"Decoupling is about moving storage intelligence into servers to get scale-out performance, efficient resource management, data centre design flexibility, and a future proofed storage architecture," said Jeff Byrne, Senior Analyst & Consultant at The Taneja Group. “PernixData has made decoupled storage a reality by creating a clustered software platform that turns high speed server media into a perfect complement to any shared storage environment.”
A New Era of Server-Side Storage Intelligence
PernixData FVP software puts storage intelligence into high speed server media, establishing a control point for optimising application performance and managing data centre operations with true scale-out growth. With PernixData FVP software, customers can leverage any storage platform for capacity, creating a decoupled storage architecture that maximises design flexibility while minimising storage costs.
Unique features of FVP software include hypervisor clustering, topology aware fault tolerance, read and write acceleration, and seamless support for any shared block and file storage systems. In just a short period of time, these capabilities have enabled hundreds of companies across the globe to accelerate approximately 200,000 virtual workloads using a decoupled storage architecture.
The latest version of PernixData FVP software (version 2.5) makes it even easier to deploy a decoupled storage architecture by adding the following new features:
· Memory performance at the price of flash with DFTM-Z adaptive compression. A decoupled storage architecture uses the latest in high speed server media for the fastest VM performance and cost effective scale-out. FVP is the only software that leverages both flash and Distributed Fault Tolerant Memory (DFTM) for this purpose, letting companies deploy storage acceleration on virtually any host.

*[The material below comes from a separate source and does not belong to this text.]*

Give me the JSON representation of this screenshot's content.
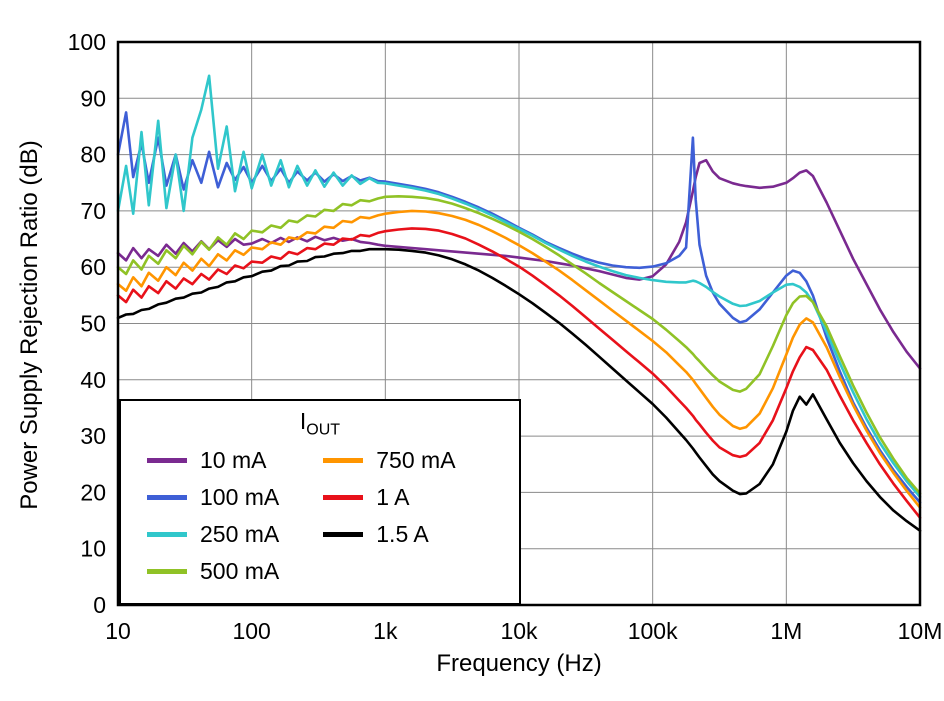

Given that memory (i.e. RAM) typically offers less capacity than flash, it historically has been used to accelerate only small footprint, low latency workloads like virtual desktops. To make memory cost effective for all applications, including data intensive tier 1 apps like virtualised databases, PernixData introduces DFTM-Z. This is a new feature that compresses data in a DFTM environment, maximising the capacity of the underlying RAM hardware by 4x or more on average. With DFTM-Z, customers can now obtain the performance of memory at the price of flash.
DFTM-Z compression is adaptive based on traffic characteristics, dynamic, and transparent to the workload. This ensures compression overhead never adversely impacts VM performance.
· Optimise what you can, bypass what you must with intelligent I/O profiling. FVP has always had the ability to accelerate on a per VM basis, applying unique acceleration policies to individual workloads. PernixData has taken this one step further by adding a new intelligent I/O profiling function to FVP software.
With this new feature, FVP dynamically detects in real-time which workloads are suitable for server side acceleration and which are not (e.g. large sequential reads and writes). In the latter environment, reads and writes are automatically sent right to shared storage, bypassing local server media. This not only maximises the performance of these workloads, but it maximises the performance of workloads using server side acceleration by ensuring server flash and RAM is available for storage acceleration when needed.
· Granular visibility with Role Based Access Control (RBAC). FVP software is increasingly being installed in Private Cloud deployments and from Service Providers with Infrastructure as a Service (IaaS) offerings. To facilitate this trend, PernixData recently introduced a subscription version of FVP software to align with managed service offerings. In addition, these environments usually have multiple tenants who desire unique views into their own infrastructure and application environments. To support this functionality, PernixData has added Role Based Access Control (RBAC) to the latest version of FVP software, letting administers control who has access to the PernixData User Interface (UI) and what information they can see.
In addition, RBAC can be used within an IT department to give granular access to acceleration data. For example, a Database Administrator (DBA) can be given visibility into database statistics while excluding visibility other VMs.